Samsung also went on the offensive regarding three utility patents as well as two standards-essential patents. Their utility patents included the ‘893(remembering your position in the gallery app even if you close it to shoot another picture), the ‘460(transmitting and receiving images in emails) and the ‘711(playing music in the background while doing other tasks). However, Apple’s attorney was able to discredit these claims by asking the Samsung witness in question, Dr. Woodward Yang, which of Samsung’s devices utilised these patents. A question he was not able to answer as Samsung had not listed any devices in the trial documents. As far as the standards-essential patents were concerned, Apple had been licensing their baseband processor from Intel, which already paid Samsung for utilizing them, hence Apple was able to defend against these claims. Samsung finally rested its case after making a demand for $421.8 Million as damages.
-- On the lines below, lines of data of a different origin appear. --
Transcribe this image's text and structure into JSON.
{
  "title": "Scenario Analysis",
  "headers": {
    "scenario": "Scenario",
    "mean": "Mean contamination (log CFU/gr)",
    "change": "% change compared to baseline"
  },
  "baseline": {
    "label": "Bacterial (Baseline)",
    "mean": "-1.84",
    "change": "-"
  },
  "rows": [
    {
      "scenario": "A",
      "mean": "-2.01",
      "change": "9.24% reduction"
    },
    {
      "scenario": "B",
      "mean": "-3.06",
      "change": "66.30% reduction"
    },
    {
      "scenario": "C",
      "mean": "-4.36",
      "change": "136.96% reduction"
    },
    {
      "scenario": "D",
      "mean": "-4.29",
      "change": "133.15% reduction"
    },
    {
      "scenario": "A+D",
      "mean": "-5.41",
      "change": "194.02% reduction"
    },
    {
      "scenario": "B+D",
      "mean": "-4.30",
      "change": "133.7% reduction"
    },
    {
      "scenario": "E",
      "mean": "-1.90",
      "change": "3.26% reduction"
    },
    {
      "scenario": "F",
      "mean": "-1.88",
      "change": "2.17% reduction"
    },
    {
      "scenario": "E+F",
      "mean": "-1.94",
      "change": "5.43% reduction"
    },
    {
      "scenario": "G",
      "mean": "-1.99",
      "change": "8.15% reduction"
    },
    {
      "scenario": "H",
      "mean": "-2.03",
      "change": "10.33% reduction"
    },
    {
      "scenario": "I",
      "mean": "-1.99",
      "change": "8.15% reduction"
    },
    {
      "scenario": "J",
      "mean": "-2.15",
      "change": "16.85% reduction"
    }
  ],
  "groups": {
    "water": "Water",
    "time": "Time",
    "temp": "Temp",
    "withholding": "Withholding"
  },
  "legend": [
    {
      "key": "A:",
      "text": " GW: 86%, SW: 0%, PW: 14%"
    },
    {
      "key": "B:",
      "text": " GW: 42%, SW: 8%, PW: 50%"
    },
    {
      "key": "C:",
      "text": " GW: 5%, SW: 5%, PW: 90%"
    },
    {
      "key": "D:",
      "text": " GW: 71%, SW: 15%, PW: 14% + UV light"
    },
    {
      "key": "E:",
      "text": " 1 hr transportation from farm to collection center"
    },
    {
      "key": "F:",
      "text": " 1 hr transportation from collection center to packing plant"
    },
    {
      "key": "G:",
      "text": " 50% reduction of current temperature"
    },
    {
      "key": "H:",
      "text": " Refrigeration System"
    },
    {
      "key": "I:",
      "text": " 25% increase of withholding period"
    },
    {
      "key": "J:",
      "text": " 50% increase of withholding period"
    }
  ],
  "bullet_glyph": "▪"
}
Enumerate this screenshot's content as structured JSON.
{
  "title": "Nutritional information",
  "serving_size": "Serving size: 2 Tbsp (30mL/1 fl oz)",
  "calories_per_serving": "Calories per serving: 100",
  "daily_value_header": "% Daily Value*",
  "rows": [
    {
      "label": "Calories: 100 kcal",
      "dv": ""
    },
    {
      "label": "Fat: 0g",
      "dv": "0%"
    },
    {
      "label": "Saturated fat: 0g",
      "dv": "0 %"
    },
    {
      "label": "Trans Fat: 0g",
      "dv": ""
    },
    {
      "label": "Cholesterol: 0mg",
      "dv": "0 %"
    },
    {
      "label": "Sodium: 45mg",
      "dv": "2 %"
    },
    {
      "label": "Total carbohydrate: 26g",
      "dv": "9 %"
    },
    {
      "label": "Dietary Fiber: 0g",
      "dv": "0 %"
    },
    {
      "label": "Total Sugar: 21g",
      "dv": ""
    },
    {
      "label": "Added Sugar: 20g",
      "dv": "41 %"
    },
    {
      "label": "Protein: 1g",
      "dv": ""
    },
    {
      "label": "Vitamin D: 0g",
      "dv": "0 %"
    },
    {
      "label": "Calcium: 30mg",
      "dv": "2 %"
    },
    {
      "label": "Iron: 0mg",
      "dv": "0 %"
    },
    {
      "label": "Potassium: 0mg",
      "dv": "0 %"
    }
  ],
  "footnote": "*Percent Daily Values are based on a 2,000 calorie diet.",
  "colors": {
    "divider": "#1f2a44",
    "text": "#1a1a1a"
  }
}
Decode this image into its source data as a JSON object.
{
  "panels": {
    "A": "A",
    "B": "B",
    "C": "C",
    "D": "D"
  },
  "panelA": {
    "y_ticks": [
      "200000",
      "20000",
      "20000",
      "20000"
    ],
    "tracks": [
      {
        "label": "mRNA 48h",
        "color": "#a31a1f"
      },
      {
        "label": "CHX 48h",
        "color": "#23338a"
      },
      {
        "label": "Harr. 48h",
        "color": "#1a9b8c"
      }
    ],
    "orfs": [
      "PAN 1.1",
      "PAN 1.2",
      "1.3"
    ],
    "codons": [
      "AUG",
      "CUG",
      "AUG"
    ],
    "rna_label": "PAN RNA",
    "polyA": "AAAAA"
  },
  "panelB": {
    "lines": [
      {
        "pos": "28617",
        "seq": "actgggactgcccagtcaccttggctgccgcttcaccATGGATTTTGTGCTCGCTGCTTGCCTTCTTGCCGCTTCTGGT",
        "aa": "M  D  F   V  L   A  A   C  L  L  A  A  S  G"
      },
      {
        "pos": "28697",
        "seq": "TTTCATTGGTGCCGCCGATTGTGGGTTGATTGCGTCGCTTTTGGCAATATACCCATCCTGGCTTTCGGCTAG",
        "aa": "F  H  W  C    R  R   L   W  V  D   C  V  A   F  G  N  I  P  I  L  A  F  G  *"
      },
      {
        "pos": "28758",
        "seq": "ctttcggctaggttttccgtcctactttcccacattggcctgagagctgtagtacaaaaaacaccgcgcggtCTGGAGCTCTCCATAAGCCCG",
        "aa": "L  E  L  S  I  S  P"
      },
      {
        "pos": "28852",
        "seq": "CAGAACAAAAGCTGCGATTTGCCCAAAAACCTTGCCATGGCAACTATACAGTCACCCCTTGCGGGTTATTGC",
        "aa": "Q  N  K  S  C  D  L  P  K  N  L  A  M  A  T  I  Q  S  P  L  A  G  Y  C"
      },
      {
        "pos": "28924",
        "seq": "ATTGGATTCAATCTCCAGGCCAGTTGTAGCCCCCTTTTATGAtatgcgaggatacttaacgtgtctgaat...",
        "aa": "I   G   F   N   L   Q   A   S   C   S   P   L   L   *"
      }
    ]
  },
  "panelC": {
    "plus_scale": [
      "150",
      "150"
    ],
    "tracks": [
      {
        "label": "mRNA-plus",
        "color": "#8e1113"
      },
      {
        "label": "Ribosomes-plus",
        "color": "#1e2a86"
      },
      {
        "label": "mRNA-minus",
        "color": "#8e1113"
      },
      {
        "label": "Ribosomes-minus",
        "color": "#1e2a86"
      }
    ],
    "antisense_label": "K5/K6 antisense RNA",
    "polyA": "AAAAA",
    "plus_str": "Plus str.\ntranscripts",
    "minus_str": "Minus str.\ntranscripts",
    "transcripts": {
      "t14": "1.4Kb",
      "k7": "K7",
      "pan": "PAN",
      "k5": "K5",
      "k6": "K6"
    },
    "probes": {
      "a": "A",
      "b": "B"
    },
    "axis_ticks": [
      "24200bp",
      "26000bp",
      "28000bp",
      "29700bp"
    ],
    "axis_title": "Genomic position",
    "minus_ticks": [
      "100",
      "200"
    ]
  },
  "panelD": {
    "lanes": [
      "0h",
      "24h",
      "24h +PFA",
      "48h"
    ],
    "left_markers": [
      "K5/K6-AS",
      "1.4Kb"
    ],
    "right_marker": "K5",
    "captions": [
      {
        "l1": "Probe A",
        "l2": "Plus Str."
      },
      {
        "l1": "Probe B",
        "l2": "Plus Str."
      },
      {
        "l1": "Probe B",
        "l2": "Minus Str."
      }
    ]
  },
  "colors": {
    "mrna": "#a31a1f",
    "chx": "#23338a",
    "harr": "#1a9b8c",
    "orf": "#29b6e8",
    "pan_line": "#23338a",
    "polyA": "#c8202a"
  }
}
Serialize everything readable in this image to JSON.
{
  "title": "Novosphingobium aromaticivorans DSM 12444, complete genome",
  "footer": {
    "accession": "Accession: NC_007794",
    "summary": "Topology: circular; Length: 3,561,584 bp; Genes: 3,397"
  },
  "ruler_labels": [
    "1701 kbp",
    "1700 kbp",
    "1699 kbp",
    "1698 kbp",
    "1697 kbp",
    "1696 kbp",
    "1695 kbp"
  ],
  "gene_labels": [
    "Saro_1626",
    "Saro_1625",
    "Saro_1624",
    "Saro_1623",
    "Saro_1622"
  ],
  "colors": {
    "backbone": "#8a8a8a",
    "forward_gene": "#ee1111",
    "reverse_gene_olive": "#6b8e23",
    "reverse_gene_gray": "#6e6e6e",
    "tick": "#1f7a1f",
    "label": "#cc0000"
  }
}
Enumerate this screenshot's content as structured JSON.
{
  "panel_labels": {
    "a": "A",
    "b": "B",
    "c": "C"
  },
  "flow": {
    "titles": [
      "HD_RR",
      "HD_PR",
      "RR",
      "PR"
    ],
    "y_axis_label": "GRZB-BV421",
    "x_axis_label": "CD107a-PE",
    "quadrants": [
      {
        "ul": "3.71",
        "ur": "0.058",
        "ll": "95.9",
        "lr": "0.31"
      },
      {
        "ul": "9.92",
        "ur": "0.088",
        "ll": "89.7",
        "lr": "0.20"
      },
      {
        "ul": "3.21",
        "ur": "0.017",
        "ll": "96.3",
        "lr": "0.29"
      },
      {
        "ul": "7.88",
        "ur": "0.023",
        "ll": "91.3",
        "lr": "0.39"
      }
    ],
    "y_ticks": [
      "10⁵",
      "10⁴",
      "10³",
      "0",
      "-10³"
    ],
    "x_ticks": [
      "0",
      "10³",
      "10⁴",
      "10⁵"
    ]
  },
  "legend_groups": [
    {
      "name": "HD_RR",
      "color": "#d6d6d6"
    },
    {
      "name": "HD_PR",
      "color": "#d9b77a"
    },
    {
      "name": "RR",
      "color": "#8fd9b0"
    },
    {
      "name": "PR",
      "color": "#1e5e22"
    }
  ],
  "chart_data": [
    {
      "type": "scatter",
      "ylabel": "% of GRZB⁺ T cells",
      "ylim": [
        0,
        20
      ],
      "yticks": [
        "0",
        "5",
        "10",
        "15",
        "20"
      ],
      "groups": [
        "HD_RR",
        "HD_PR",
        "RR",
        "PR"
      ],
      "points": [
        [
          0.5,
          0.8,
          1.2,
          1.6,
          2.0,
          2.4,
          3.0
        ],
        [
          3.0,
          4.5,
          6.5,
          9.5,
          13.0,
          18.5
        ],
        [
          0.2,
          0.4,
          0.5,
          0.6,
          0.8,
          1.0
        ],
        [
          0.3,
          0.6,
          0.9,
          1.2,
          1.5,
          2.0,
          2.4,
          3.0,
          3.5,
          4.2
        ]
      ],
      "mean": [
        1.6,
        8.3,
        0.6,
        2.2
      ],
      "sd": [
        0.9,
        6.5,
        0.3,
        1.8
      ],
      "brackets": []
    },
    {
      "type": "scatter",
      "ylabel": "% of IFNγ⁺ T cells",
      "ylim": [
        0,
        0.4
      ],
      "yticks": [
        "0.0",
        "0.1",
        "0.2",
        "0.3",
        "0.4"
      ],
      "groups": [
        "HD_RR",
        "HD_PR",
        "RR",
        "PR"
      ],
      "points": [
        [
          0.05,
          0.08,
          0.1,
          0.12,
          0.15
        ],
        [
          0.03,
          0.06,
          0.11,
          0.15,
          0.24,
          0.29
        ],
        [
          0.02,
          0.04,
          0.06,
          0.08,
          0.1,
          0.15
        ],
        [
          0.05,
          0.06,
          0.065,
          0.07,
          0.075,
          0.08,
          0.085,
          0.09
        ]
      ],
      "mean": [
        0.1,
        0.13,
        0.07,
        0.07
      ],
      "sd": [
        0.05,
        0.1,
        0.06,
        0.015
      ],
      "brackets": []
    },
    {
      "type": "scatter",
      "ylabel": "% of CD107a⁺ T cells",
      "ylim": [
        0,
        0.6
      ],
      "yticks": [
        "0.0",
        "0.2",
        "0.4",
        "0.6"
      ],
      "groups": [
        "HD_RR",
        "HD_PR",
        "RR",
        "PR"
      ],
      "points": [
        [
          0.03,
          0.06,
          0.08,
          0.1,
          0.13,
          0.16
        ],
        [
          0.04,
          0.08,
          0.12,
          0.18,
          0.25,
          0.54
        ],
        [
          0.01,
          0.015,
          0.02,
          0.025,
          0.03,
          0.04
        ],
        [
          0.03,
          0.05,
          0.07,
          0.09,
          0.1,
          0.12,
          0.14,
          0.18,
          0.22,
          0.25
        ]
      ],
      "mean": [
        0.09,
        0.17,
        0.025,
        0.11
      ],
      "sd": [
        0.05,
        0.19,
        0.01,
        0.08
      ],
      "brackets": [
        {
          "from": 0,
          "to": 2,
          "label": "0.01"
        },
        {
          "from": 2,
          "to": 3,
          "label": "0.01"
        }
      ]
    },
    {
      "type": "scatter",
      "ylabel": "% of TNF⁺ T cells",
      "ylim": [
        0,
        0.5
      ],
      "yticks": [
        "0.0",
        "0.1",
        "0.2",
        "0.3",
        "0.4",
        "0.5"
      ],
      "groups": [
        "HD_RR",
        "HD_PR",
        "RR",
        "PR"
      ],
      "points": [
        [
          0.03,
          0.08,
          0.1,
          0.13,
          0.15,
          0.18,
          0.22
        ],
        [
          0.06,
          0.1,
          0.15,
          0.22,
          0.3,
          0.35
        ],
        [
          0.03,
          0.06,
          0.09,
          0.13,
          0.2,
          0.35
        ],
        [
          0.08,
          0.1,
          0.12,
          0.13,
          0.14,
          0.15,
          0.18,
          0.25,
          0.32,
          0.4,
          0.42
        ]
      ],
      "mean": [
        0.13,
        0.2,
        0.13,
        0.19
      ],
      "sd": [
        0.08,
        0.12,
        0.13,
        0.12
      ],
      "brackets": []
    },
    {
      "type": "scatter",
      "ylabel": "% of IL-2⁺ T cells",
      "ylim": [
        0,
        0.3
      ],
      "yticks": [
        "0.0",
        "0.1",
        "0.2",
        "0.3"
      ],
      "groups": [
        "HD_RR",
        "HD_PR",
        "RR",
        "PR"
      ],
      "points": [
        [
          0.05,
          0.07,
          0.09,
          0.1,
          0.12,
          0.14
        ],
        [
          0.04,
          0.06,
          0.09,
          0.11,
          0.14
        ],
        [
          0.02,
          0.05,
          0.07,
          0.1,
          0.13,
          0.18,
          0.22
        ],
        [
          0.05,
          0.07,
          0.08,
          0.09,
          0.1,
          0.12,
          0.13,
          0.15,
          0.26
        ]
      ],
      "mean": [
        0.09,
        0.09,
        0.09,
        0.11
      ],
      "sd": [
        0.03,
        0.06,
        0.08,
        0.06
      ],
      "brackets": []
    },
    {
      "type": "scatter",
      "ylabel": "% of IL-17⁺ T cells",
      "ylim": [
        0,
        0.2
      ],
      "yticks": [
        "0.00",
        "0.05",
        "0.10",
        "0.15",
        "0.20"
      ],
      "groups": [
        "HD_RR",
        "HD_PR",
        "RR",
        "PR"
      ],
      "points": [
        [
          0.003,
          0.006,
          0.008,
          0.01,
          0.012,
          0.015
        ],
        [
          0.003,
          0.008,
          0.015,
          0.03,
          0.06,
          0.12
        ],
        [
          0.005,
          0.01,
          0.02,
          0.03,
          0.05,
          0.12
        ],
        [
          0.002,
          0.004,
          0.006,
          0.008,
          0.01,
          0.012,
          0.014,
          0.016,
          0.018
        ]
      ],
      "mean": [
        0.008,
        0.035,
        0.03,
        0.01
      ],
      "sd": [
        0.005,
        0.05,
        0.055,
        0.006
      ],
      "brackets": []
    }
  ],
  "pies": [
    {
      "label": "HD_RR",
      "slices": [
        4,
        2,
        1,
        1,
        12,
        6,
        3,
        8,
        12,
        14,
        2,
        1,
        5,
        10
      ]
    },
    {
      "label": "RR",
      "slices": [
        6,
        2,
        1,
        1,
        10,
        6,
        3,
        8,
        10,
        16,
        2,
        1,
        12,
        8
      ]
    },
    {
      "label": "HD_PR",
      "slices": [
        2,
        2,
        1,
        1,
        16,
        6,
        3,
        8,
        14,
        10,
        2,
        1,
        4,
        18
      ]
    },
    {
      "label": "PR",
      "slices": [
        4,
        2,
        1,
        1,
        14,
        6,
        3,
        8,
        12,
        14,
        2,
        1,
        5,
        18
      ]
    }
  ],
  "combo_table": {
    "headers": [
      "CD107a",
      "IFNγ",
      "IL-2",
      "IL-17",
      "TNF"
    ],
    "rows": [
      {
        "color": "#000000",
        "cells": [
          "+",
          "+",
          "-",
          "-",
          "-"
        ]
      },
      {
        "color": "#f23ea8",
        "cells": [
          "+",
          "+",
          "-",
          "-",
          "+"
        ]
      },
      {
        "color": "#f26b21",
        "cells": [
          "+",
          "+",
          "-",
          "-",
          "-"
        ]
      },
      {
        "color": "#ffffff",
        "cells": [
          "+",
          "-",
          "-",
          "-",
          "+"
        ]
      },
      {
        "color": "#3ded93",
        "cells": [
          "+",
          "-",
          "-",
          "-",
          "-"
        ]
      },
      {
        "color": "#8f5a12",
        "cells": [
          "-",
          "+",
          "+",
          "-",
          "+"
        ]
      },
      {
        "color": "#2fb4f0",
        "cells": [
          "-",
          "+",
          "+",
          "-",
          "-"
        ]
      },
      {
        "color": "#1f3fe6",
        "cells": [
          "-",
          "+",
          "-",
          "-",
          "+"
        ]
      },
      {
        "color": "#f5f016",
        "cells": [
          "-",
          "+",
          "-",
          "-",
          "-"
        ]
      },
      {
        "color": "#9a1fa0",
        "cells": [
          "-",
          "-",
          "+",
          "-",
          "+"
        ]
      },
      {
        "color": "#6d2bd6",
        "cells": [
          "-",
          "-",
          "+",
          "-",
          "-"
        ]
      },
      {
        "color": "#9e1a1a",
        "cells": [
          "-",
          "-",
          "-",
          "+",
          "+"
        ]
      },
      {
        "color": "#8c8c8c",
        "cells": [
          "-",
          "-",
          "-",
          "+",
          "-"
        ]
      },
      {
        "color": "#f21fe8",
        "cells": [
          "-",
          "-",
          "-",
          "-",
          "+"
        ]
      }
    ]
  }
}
Apple and Samsung then rebutted each other’s arguments with their final closing testimonies and the jury went into deliberation. After a deliberation period of a mere 21 hours, the jury decided the case highly in favour of Apple. They decided to award Apple $1,051,855,000 in damages, an amount which was reduced to $1.049 Billion after an appeal by Samsung. Samsung was found guilty of willfully infringing upon all of Apple’s patents in one device or another, while Apple walked away scot-free. Still, as a small ray of hope for Samsung, the Galaxy Tab line was found innocent of breaching iPad IP.
In the short term, both companies are preparing for an injunction hearing on 20th September, which shall decide which of Samsung’s devices still being sold must be banned. In the long term, such a clear victory for Apple has the potential to completely blow up the mobile market as we know it. This is no mere win against Samsung but a resounding shot across the bow of Android as a whole. It has proven that Apple’s patents, no matter how broad the public thinks they are, hold up quite well in court and it might lead to a certain level of fear in the hearts of Android OEMs. Remember, Google has never taken responsibility for its manufacturers’ actions, but there is one software giant out there that is willing to bear legal costs: Microsoft. Not only that, but Microsoft also has an age old cross-licensing agreement with Apple, so as far as litigation goes, Microsoft seems like a veritable safe haven right now.
Microsoft themselves acknowledged the fact, as their leader for Windows Phone marketing Bill Cox tweeted right after the verdict was out*
“Windows Phone is looking gooooood right now”
Windows Phone’s rise as an Operating System has the potential to be catalysed by this verdict as does the fall of Android, if OEMs start moving away in front of the threat of Apple.
* Some discrepancies have been brought up in the process of jury decision making which may force Judge to toss the decision out and the trial may begin afresh.
On the other hand, Google can step into the fray and finally make a licensing deal with Apple. Microsoft already reaps the benefits of such a deal and earns more from Android sales than from Windows Phone itself. But that too seems to have its risks. If licensing costs for Android increase to such a huge extent, OEMs may not find it financially viable to support Android, or they might drive the cost of phones upwards.
Both scenarios seem to be detrimental for the consumers. Either competition in the marketplace suffers or the prices get driven up. All said and done, this might be a revolutionary twist in the tale as far as the mobile market is concerned. Apple has played its move and shown its cards. It is now up to Google to challenge them, or raise the stakes.